Power cuts in African hospitals can severely impact patient care with many hospitals suffering from hundreds of hours of power outage each month. In some cases, these power cuts last for days. Meanwhile, when they’re working at full capacity, operating rooms are a significant source of greenhouse gas production for hospitals.
To help tackle this dual challenge, Smile Train and KidsOR will begin implementing stand-alone solar battery support systems in paediatric operating rooms in Africa in 2023, with the first hospitals being identified now. Solar panels will be mounted on the roof of a facility, which will charge a battery unit capable of powering medical equipment in an operating room continually during daylight and for a further six hours after sunset.
Picking up the challenge to develop a surgery-specific power system, Garreth Wood, chairman of KidsOR, responded: “Our team are experts at working in remote and challenging environments and we approached this with a view that we had to provide seamless power supply to the operating rooms of even the most remote hospitals.
“Our solution is a combination of solar systems with some new developments, some of which are so unique that we 3D print them for each project.

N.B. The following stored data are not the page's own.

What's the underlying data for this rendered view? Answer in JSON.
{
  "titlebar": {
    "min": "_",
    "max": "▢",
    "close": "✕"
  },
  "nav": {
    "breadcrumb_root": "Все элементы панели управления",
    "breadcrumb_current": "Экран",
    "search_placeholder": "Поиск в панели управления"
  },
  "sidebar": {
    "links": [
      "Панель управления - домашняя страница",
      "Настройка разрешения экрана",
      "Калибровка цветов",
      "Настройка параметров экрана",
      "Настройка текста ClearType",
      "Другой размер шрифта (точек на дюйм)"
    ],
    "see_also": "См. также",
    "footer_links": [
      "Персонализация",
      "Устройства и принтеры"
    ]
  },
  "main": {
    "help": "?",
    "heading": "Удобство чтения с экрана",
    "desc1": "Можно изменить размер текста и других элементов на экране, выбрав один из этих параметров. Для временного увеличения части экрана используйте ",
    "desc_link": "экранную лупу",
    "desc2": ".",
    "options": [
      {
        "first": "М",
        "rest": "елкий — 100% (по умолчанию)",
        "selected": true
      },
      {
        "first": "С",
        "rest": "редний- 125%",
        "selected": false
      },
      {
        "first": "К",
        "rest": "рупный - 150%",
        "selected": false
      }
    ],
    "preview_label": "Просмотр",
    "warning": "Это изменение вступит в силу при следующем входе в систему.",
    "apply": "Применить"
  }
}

We can now deploy a power unit that removes reliance on the national grid, requires no diesel generator back-up, reduces the carbon footprint of each operation, increases patient safety and integrates high-tech activities like anaesthetic gas scavenging to even the world’s most remote hospital.
The non-profits say their shared model is to strengthen the local healthcare system and give the local doctors the tools and skills needed to care for their population.
“This unique solar surgery system makes the best possible care available to the most vulnerable and remote child. While improving health today, this partnership will also make sure we aren’t contributing to the climate change burdens of tomorrow,” Gareth said.
Smile Train and KidsOR work together in countries around the world to increase the capacity for safe paediatric surgery, including lifesaving cleft lip and palate surgeries.